Başka bir yerde buyuruyor ki:

"Böylece sizi orta bir ümmet yaptık ki, in­sanlara şahit olasınız."[223]

Rivayetlerde yer aldığı üzere, Ehlibeyt İmamları (a.s), "Doğru yol biziz." buyurmuşlardır.

Yani, doğru yolun gözle görülebilecek pratik örneği ve bu yolda hareket etmenin olgusu semavî önderlerdir.

Onlar buyruklarında iş, dinlenme, tahsil, eleştiri, bağışta bulunma, sevgi ve muhabbet gösterme, küsme ve barışma gibi hayatın bütün alanlarında sürekli bize iti­dal ve orta yolda hareket etmeyi önermişlerdir. Bu öne­riler Usul-i Kâfî'de, "el-İktisad-u fi'1-İbadat" başlığı altın­da yer almıştır.

Biz burada sadece, itidali vurgulayan, ifrat ve tefrit­ten sakındıran ayet ve rivayetlerden örnekler getirece­ğiz:

• 'Yiyin, için fakat israf etmeyin."[224]

•   "Elini boynuna bağlanmış yapma, tamamen de açma."[225] Bağışta bulunmada ne elin bağlı olsun ve ne de sonra kendin muhtaç olacak şekilde açık olsun.

•   "Ve harcadıkları zaman, ne israf ederler ne de cimrilik  ederler;  harcamaları,  bu  ikisinin  arasında dengeli olur."[226] Müminler öyle kimselerdir ki bağışta bu­lunurken ne israf eder, ne de cimrilik yaparlar; bu ikisi arasında ılımlıdırlar.

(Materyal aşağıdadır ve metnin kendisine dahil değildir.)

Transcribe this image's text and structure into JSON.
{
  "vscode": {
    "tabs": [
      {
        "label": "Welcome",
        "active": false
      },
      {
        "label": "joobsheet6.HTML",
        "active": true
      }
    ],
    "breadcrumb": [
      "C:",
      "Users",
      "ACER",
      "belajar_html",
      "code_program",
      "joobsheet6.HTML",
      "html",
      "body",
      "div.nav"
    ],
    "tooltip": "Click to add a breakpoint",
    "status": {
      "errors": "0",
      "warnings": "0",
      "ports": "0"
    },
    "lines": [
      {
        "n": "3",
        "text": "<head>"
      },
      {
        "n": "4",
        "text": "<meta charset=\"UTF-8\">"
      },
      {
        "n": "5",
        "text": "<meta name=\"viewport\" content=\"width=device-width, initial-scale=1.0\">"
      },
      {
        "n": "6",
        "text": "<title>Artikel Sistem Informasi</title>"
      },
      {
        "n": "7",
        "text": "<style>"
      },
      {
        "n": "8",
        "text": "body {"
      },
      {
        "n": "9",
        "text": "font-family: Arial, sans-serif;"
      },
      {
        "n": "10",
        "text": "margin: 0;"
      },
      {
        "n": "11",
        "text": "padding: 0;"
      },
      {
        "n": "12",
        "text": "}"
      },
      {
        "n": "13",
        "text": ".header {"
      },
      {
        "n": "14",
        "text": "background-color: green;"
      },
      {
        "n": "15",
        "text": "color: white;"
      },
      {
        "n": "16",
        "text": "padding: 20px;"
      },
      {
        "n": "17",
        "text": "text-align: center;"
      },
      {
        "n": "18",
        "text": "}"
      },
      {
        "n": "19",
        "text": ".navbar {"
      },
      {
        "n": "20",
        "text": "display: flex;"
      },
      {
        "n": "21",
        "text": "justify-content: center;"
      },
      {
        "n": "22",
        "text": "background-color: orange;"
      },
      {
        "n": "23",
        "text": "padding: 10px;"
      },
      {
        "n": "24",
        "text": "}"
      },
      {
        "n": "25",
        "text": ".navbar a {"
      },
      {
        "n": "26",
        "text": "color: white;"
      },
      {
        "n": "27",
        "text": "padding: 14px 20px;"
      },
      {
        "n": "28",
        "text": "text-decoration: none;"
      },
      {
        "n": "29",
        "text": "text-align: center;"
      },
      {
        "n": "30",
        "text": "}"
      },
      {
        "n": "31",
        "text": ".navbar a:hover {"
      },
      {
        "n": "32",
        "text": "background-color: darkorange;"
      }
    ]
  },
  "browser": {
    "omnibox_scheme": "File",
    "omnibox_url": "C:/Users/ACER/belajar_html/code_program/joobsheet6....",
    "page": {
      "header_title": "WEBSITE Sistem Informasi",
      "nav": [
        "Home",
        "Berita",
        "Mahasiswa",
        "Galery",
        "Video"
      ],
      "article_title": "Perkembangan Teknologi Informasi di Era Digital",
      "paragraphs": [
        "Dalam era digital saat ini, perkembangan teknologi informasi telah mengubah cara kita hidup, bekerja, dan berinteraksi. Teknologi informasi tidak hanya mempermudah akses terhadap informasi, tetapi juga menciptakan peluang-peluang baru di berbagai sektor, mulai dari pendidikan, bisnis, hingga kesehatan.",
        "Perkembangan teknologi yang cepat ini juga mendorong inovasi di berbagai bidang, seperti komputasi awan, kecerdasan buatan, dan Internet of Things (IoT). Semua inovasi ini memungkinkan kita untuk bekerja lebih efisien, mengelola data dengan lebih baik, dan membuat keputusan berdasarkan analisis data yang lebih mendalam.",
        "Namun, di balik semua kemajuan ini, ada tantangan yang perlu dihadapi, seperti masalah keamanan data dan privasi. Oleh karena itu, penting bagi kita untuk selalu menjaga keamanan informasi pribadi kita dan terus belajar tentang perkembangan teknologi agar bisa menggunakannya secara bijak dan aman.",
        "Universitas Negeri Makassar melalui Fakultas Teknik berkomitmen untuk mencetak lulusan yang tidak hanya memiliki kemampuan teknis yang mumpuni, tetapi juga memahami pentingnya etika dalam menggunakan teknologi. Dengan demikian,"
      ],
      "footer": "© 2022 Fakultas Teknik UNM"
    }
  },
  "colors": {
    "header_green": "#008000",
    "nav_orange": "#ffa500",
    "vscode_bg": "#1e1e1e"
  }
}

•   "Namazında pek bağırma, pek de sesini gizleme, bu ikisinin arasında bir yol tut."[227]

•   "Onun yanında bulunanlar, kâfirlere karşı şid­detli, kendi aralarında merhametlidirler."[228] Müminlerin hem çekiciliği, hem de iticiliği vardır; kâfirlere karşı şid­detli ve müminlere karşı şefkatlidirler.

•   "Namazı kılın ve zekâtı verin."[229] Hem yaratanla, hem de yaratılanla bağlantı kurun; hem namaz kılın,hem de zekât verin.

•   "İnanıp iyi işler yapanlar."[230] Hem iman ve kalpten inanma gereklidir, hem salih amel.

•   Kur'ân-ı Kerim "Anaya-babaya iyilik ediniz."[231] buyuruyorsa da sizleri Allah yolundan alıkoyacak olurlarsa"Onlara itaat etme."[232] buyuruyor.

•   Ne arkadaşlıklarınız sizi hakkı söylemekten alı­koysun: "Allah için şahitlik edenler olun, kendinizin aleyhinde olsa bile."[233] Ne de düşmanlıklar sizi adaletli davranmaktan alıkoysun: "Bir topluluğa karşı duyduğu­nu kin sizi adaletten saptırmasın."[234]

•   Aşura gecesi, İmam Hüseyin (a. s) hem Allah Tealâ'yla münacat ediyor, hem de kılıcını biliyordu!

•   Kâ'be ziyaretçileri Arefe günü ve Kurban Bayramı gecesi dua okurlar, fakat bayram günü kurban yerine giderek kanla tanışmaları gerekiyor.